Luckily for you, here are a few tips to help you get you acquainted with the proper chopstick use.
Proper grasp of your chopsticks.
Learning the correct way of holding your chopsticks can eventually aid you in using them with ease. So before you dig in, make sure that you are holding your chopsticks near their ends. Be sure that the upper chopstick is held in between the index finger and thumb. The lower chopstick should be positioned on your ring finger while resting on the concave space between the thumb and index finger.
You can learn to use them more quickly if you practice every once in a while, like when you’re eating at home. Remember, practice is key.
2.Kindly accept your chopsticks.
After taking your chopsticks apart, refrain from removing the wooden strings or rough edges by rubbing the chopsticks together as it signifies that you think that the chopsticks are cheap.
3. Choosing dishes.
When thinking of which dishes to eat, prevent yourself from pointing or hovering at the dishes as you would appear to be greedy to the people you are dining with. Always make sure that when getting your food you get them from the top of the dish. If you want to choose a good portion or part of the dish, always choose from the top and never burry your chopsticks through the dish to pick your food.
Also, remember that when you eventually choose the dishes you’d like, take the food from the dish and bring it to your own plate before eating.
4. When you’re not using them
Never use your chopsticks for anything other than handling your food. If you are talking to other people, avoid holding or making gestures with your chopsticks. If you are provided with a chopstick holder, place your chopsticks there when you’re not using them, but if you are not given one, you can simply place them horizontally on your bowl.

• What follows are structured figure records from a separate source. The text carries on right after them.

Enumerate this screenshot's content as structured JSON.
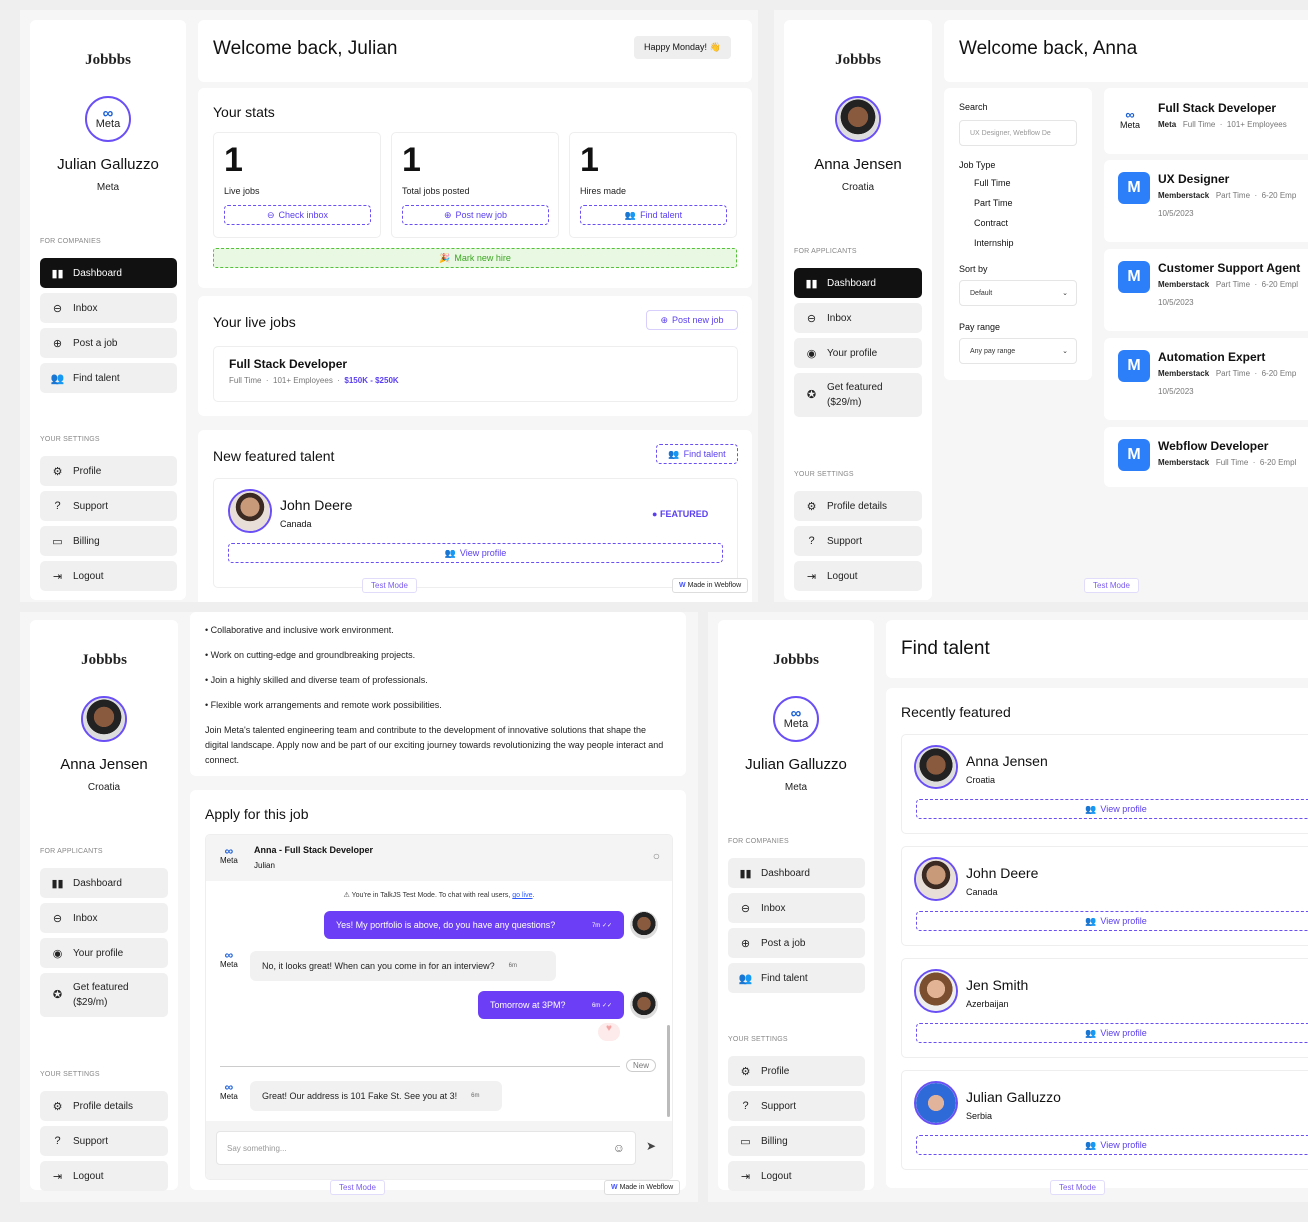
{
  "brand": "Jobbbs",
  "common": {
    "test_mode": "Test Mode",
    "made_in_webflow": "Made in Webflow",
    "for_companies": "FOR COMPANIES",
    "for_applicants": "FOR APPLICANTS",
    "your_settings": "YOUR SETTINGS",
    "meta_logo_text": "Meta"
  },
  "panel1": {
    "user_name": "Julian Galluzzo",
    "user_company": "Meta",
    "nav": [
      "Dashboard",
      "Inbox",
      "Post a job",
      "Find talent"
    ],
    "settings": [
      "Profile",
      "Support",
      "Billing",
      "Logout"
    ],
    "welcome": "Welcome back, Julian",
    "day_badge": "Happy Monday! 👋",
    "stats_title": "Your stats",
    "stats": [
      {
        "value": "1",
        "label": "Live jobs",
        "action": "Check inbox"
      },
      {
        "value": "1",
        "label": "Total jobs posted",
        "action": "Post new job"
      },
      {
        "value": "1",
        "label": "Hires made",
        "action": "Find talent"
      }
    ],
    "mark_hire": "Mark new hire",
    "live_jobs_title": "Your live jobs",
    "post_new_job": "Post new job",
    "job": {
      "title": "Full Stack Developer",
      "type": "Full Time",
      "size": "101+ Employees",
      "salary": "$150K - $250K"
    },
    "featured_title": "New featured talent",
    "find_talent": "Find talent",
    "talent": {
      "name": "John Deere",
      "location": "Canada",
      "badge": "FEATURED",
      "view": "View profile"
    }
  },
  "panel2": {
    "user_name": "Anna Jensen",
    "user_country": "Croatia",
    "nav": [
      "Dashboard",
      "Inbox",
      "Your profile"
    ],
    "get_featured": [
      "Get featured",
      "($29/m)"
    ],
    "settings": [
      "Profile details",
      "Support",
      "Logout"
    ],
    "welcome": "Welcome back, Anna",
    "filters": {
      "search_label": "Search",
      "search_placeholder": "UX Designer, Webflow De",
      "job_type_label": "Job Type",
      "job_types": [
        "Full Time",
        "Part Time",
        "Contract",
        "Internship"
      ],
      "sort_label": "Sort by",
      "sort_value": "Default",
      "pay_label": "Pay range",
      "pay_value": "Any pay range"
    },
    "jobs": [
      {
        "title": "Full Stack Developer",
        "company": "Meta",
        "type": "Full Time",
        "size": "101+ Employees",
        "date": ""
      },
      {
        "title": "UX Designer",
        "company": "Memberstack",
        "type": "Part Time",
        "size": "6-20 Emp",
        "date": "10/5/2023"
      },
      {
        "title": "Customer Support Agent",
        "company": "Memberstack",
        "type": "Part Time",
        "size": "6-20 Empl",
        "date": "10/5/2023"
      },
      {
        "title": "Automation Expert",
        "company": "Memberstack",
        "type": "Part Time",
        "size": "6-20 Emp",
        "date": "10/5/2023"
      },
      {
        "title": "Webflow Developer",
        "company": "Memberstack",
        "type": "Full Time",
        "size": "6-20 Empl",
        "date": ""
      }
    ]
  },
  "panel3": {
    "user_name": "Anna Jensen",
    "user_country": "Croatia",
    "nav": [
      "Dashboard",
      "Inbox",
      "Your profile"
    ],
    "get_featured": [
      "Get featured",
      "($29/m)"
    ],
    "settings": [
      "Profile details",
      "Support",
      "Logout"
    ],
    "bullets": [
      "• Collaborative and inclusive work environment.",
      "• Work on cutting-edge and groundbreaking projects.",
      "• Join a highly skilled and diverse team of professionals.",
      "• Flexible work arrangements and remote work possibilities."
    ],
    "paragraph": "Join Meta's talented engineering team and contribute to the development of innovative solutions that shape the digital landscape. Apply now and be part of our exciting journey towards revolutionizing the way people interact and connect.",
    "apply_title": "Apply for this job",
    "chat": {
      "header_title": "Anna - Full Stack Developer",
      "header_sub": "Julian",
      "notice": "You're in TalkJS Test Mode. To chat with real users,",
      "notice_link": "go live",
      "messages": [
        {
          "text": "Yes! My portfolio is above, do you have any questions?",
          "time": "7m ✓✓"
        },
        {
          "text": "No, it looks great! When can you come in for an interview?",
          "time": "6m"
        },
        {
          "text": "Tomorrow at 3PM?",
          "time": "6m ✓✓"
        },
        {
          "text": "Great! Our address is 101 Fake St. See you at 3!",
          "time": "6m"
        }
      ],
      "new_label": "New",
      "placeholder": "Say something..."
    }
  },
  "panel4": {
    "user_name": "Julian Galluzzo",
    "user_company": "Meta",
    "nav": [
      "Dashboard",
      "Inbox",
      "Post a job",
      "Find talent"
    ],
    "settings": [
      "Profile",
      "Support",
      "Billing",
      "Logout"
    ],
    "title": "Find talent",
    "recent_title": "Recently featured",
    "talents": [
      {
        "name": "Anna Jensen",
        "location": "Croatia"
      },
      {
        "name": "John Deere",
        "location": "Canada"
      },
      {
        "name": "Jen Smith",
        "location": "Azerbaijan"
      },
      {
        "name": "Julian Galluzzo",
        "location": "Serbia"
      }
    ],
    "view_profile": "View profile"
  },
  "colors": {
    "accent": "#6a4ff5",
    "dark": "#111111",
    "green": "#55c13a",
    "memberstack": "#2d7ff9"
  }
}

Be sure that your chopsticks are parallel horizontally in your bowl when resting them, and not crossed together or placed vertically on the rice in the bowl. Both acts remind the Japanese of funeral ceremonies or offering food to the spirit of the dead.
5. Sharing food
If you want to share your food with other people at the table, do not do so by passing them from person to person by chopstick. Aside from unsanitary reasons, it reminds the Japanese of funeral ceremonies where the cremated bones are passed to transfer to the urn.
Sharing your food to others can easily be done by requesting them to pass their plate to you. By using another clean pair of chopsticks, put the food on their plate.
6. Eating the food
Using chopsticks require a lot of practice and finesse. So do not let food drip from them, and refrain from sucking them.
Always use your chopsticks as a pair and never individually. Do not use them as a skewer but at the same time, avoid using your chopsticks to hold large pieces food to bite off of. There are still cases when biting from a piece of food is acceptable, like eating tempura, but it’s also good to take time and learn to apply the right pressure when cutting your food with your chopsticks.
When having soup, prevent yourself from swirling your chopsticks in them, as it is as if you are cleaning them.
When using chopsticks, always remember that they are not just simple eating utensils - they also embody a cultural symbol for the Japanese. Consider these guides as important tools not only to respect their culture, but also to enrich your dining experience.